The town of Santa Lucía was created in 1904 by the decree of president José Santos Zelaya in an effort to concentrate the dispersed and poorly administrated farming communities of the hillsides north of Boaco. Its well-planned and organized beginning boded well for Santa Lucía, which, a century later, remains a picturesque and enchanting mountain village in a valley ringed with green mountains.

  Santa Lucía itself doesn’t have hotel rooms or fancy restaurants. Nevertheless, travelers should consider a trip to Santa Lucía for three reasons: the beautiful scenery around Cerro Santo Domingo, the long rocky precipice of Peña La Brada, and the indigenous artifacts along the road. Various petroglyphs and other remnants of past cultures are untouched in the wilds around Santa Lucía, including some just 20 meters off the highway: Keep your eyes peeled. Adventurers looking for a challenge should peruse the valley of the Río Fonseca for an archeological wonder called Las Máscaras. Those hillsides north of Boaco also cradle the Paso Las Lajas, whose petroglyphs show indigenous peoples sitting with the Spanish and their dogs.

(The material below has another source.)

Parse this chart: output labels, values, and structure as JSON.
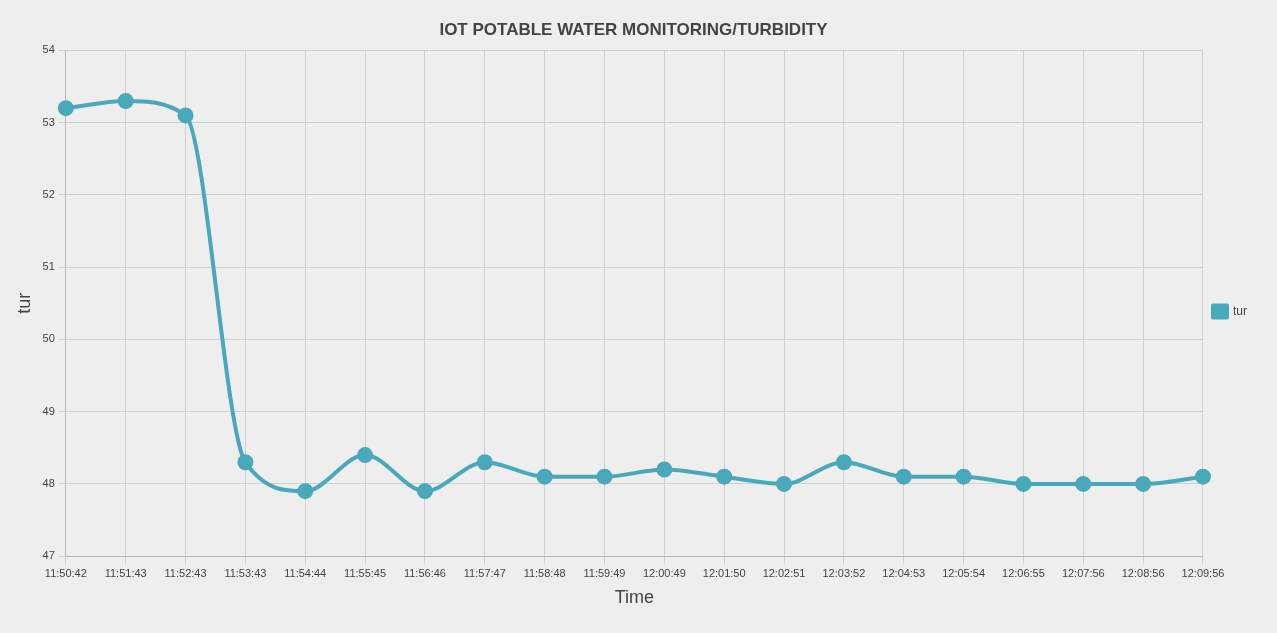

These carvings were seen several times earlier in the century, but were subsequently lost and passed into the lore of the people of Boaco. Sharpen your machete; they’re waiting to be rediscovered.

  Two additional hikes in the Santa Lucía area include a gorgeous waterfall, called the Salto de los Americas. To get to the waterfall, either ask your bus driver to let you off near it as you travel between Boaco and Santa Lucía, or from Santa Lucía, hike five kilometers (one hour) back down the road south toward Boaco. Look for a gancho opening (a V-shaped tree branch through which you can step to avoid the barbed wire) in the wooden fence on the east (left-hand) side. Go through the fence and down the hill to the Río Fonseca. Hike up the river five minutes to a seven-meter waterfall. The pool beneath the falls is deep enough to swan dive off the top, and you can crawl to the cave behind it. There are also several families of monkeys that live in the area.

  To get to Peña La Brada, hike up the road past the Instituto out of town for an hour along the steep path that leads to the top of the ridge. When you get to the road, walk to your right along it until you reach a little wood shack; just past the shack is a small trail that leads away from the road. Follow it through the forest and across the fields until you reach a big open pasture with a big farmhouse (as a courtesy, you should introduce yourself before proceeding). The residents will tell you how to find the cliff from there. It’s a simple matter of crossing several barbed-wire fences to get to the cliff edge, where the view from the top will thrill you. In addition to a panoramic view of Boaco, you’ll be able to see all the way out to the highway and the mountains that rise on its south side.

  On the direct road from the highway to Santa Lucía (not the road that leads from Boaco), keep your eyes peeled for La Roca del Tigre, a rock emblazoned with a petroglyph of a tiger, located practically at roadside.

  For any hikes in the Santa Lucía area, Osmin is the right gentleman to ask to accompany you. He can be found in the ENITEL office, where he works—he’s a fun tour guide and trip leader for expeditions into the wild hillsides.

  Technically, there are no lodging establishments in Santa Lucía, but should you find yourself stuck there, the Comedor Santa Lucía will put you up and feed you. More good food can be found in the comedor in the park, which specializes in grilled meat. A direct bus leaves from Managua for Santa Lucía at 10:30 a.m. ($1.50), bypassing Boaco entirely. The same bus leaves Santa Lucía for Managua at 4 a.m. and 5 a.m.